Against my better judgment, I proceeded down the worn wooden steps and into yet another Stygian abyss. I flicked on the lights to reveal a second door, this one to a cellar, medieval in design and christened with spikes. I began to wonder if Mister Adler retreated to the cellar for shelter in case the storm worsened, or if this was what he’d work on when he brought home shovel after shovel from the Lowe’s down the block. Certainly something this deep into the ground violated building codes.

Teetering on the edge of desperation and curiosity, I hauled open the mossy plank and unearthed an uneven tunnel leading further into the soil.

This was definitely no shelter. It looked like a pathway in Dig Dug, trailing all the way down to a pinprick at the bottom. With legs like jello I took my first step, the dirt crunching beneath my shoes. I instantly thought of Mister Adler’s crickets crunching in his mouth and shuddered.

The pathway must have been at least a block in length and a hundred feet in depth. The air became colder and more dingy the further I descended, invading my lungs like a frosted parasite. When I finally reached the bottom of the tunnel I was struck with a sight so bizarre I could have sworn my heart stopped.

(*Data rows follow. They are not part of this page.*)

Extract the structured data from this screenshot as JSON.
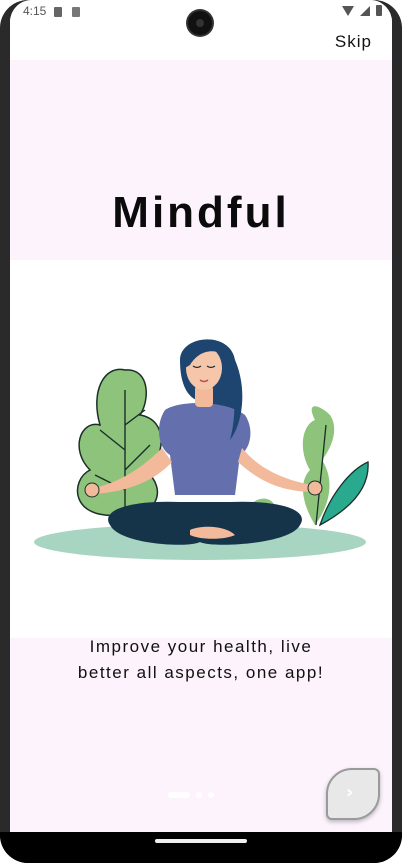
{
  "status": {
    "time": "4:15"
  },
  "header": {
    "skip_label": "Skip"
  },
  "main": {
    "title": "Mindful",
    "subtitle_line1": "Improve your health, live",
    "subtitle_line2": "better all aspects, one app!"
  },
  "pager": {
    "pages": 3,
    "current": 1
  },
  "next": {
    "icon": "chevron-right-icon",
    "glyph": "›"
  },
  "colors": {
    "band": "#fcf3fc",
    "leaf_green": "#8dc37a",
    "teal": "#29a98d",
    "shirt": "#6470ad",
    "hair": "#1d4570",
    "pants": "#15344a",
    "mat": "#a8d4c2"
  }
}
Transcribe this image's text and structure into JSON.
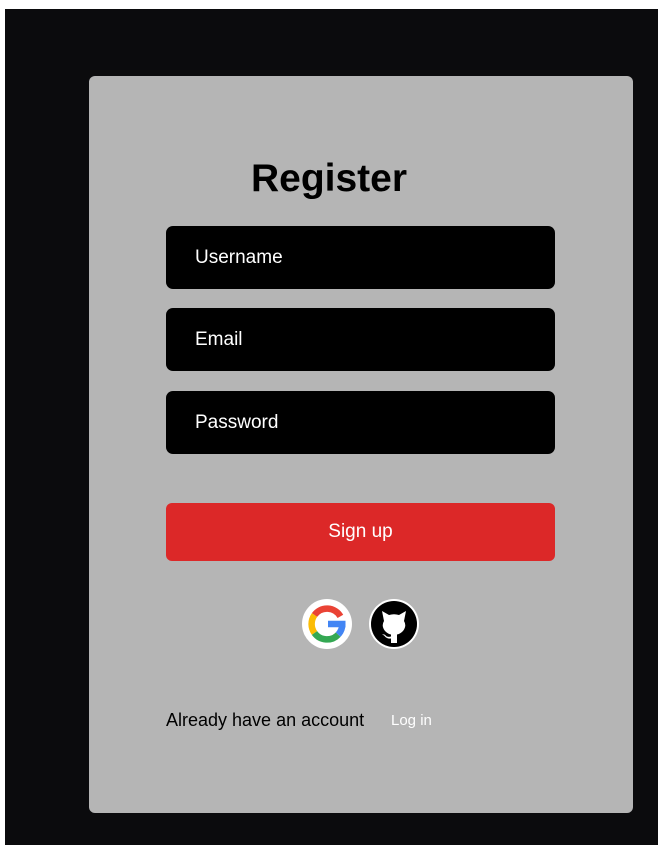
{
  "form": {
    "title": "Register",
    "username_placeholder": "Username",
    "email_placeholder": "Email",
    "password_placeholder": "Password",
    "signup_label": "Sign up"
  },
  "social": {
    "google_icon": "google-icon",
    "github_icon": "github-icon"
  },
  "footer": {
    "prompt": "Already have an account",
    "login_label": "Log in"
  },
  "colors": {
    "page_background": "#0b0b0d",
    "card_background": "#b5b5b5",
    "input_background": "#000000",
    "button_red": "#dc2828",
    "text_white": "#ffffff"
  }
}
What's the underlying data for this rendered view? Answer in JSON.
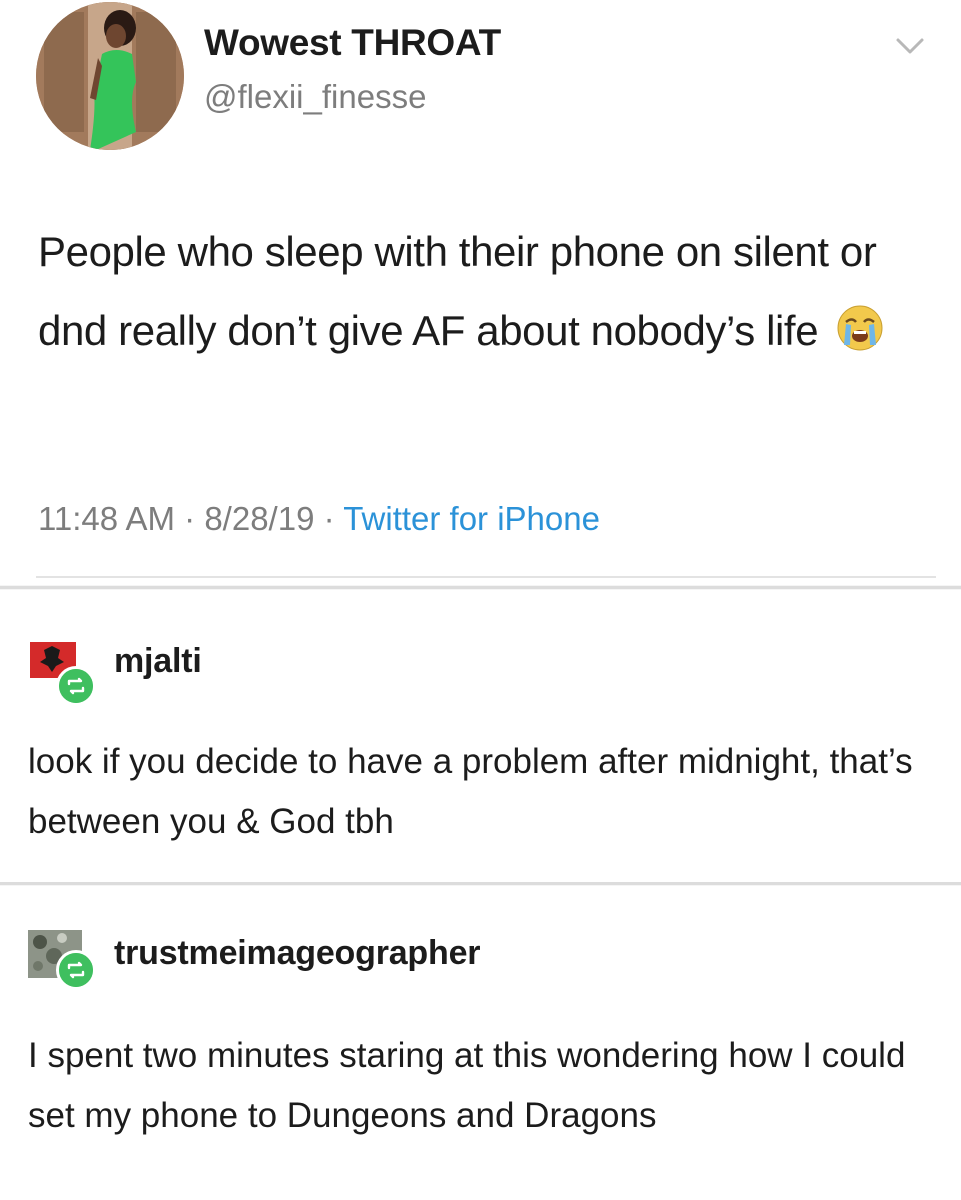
{
  "tweet": {
    "display_name": "Wowest THROAT",
    "handle": "@flexii_finesse",
    "text": "People who sleep with their phone on silent or dnd really don’t give AF about nobody’s life",
    "emoji_icon": "loudly-crying-face-emoji",
    "time": "11:48 AM",
    "date": "8/28/19",
    "separator": "·",
    "source": "Twitter for iPhone",
    "colors": {
      "source_link": "#2b92d8",
      "muted": "#7d7d7d",
      "dress": "#34c45a"
    }
  },
  "posts": [
    {
      "username": "mjalti",
      "avatar_icon": "albania-flag-avatar",
      "badge_icon": "reblog-icon",
      "text": "look if you decide to have a problem after midnight, that’s between you & God tbh"
    },
    {
      "username": "trustmeimageographer",
      "avatar_icon": "satellite-terrain-avatar",
      "badge_icon": "reblog-icon",
      "text": "I spent two minutes staring at this wondering how I could set my phone to Dungeons and Dragons"
    }
  ],
  "colors": {
    "reblog_badge": "#3fbf5f",
    "background": "#ffffff"
  }
}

There was Mister Adler, enveloped by torchlight, sharing strawberries with a small crowd of creatures that looked almost human. For the first time I saw his true form, no longer hiding behind the drape of his nebulous trench coat. Armadillo armor protruded from his back and a six inch tail adorned with scales sprouted below his waistline. I gasped at the sight, drawing the attention of every other monster in the cave.

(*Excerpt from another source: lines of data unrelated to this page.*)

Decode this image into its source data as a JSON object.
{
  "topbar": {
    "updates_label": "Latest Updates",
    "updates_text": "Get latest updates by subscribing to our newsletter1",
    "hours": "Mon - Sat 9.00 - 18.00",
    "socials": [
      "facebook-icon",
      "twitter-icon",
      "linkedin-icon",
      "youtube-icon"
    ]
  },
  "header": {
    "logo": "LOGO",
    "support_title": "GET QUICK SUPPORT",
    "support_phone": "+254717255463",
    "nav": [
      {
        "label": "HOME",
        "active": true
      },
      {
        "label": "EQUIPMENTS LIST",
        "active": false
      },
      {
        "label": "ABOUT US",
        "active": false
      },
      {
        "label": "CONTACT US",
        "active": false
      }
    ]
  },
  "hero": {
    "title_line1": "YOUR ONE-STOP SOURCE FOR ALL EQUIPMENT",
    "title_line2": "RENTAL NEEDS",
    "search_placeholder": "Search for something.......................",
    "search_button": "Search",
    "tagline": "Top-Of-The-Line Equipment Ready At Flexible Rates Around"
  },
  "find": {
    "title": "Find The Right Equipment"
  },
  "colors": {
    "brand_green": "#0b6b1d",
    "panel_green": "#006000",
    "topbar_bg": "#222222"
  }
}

“Sloane!?” Mister Adler exclaimed. His eyes glinted with embarrassment. “What in the world are you doing down here?”

“Oh my God…” I cried. “What… what are you?”

Mister Adler approached me gingerly, as if he was walking through a field of landmines. One wrong step--one word to frighten me past the brink of return-- would blow up the meticulous facade he’d been crafting since the day he moved in.

“Just… just let me explain.” He stammered. “I can explain everything.”

He placed a reptilian hand on my shoulder and assured me that everything was alright, promised there was no reason to be afraid. He was still himself after all-- the same neighbor who drank boxed tea on drowsy mornings and loved to go camping in country glens, the same neighbor who lit his fireplace each night he was home and was lulled to sleep by the warmth of its orange tongue.

That is, of course, with the exception that he was not the same at all.

Mister Adler was a Terra Sapien, a man whose ancestors evolved from humans thousands of years ago by living underground and feeding on burrowing creatures and insects. He and his tribe lived by the night and slept the sun away, their nocturnal vision matched with the sharpness of an owl. Mister Adler was selected to be a pioneer for the species-- the first of his kind to venture to the surface to discover what made humans tick. He masked his evolutionary differences with oversized clothes, people-watched at urban hubs like coffee shops and playgrounds, and bought produce in bulk to introduce to his brethren when it was time to return.

It suddenly all made sense. Such unfathomable information was making my head spin. It was thick, tangible like heavy fog, working its way into my ears like cotton snakes and clouding my brain until it was choking for oxygen. For a second I thought I’d been drugged because the next thing I knew Mister Adler was guiding me into a chair and checking to make sure I was conscious.

“It’s okay,” He repeated again. “Everyone promised they mean no harm if you keep this to yourself.”

I nodded, not evening thinking about the magnitude of what I’d just done. Mister Adler kept staring at me with his multi-colored eyes. One blue judge and one green.

He was a man of many mysteries, yes indeed.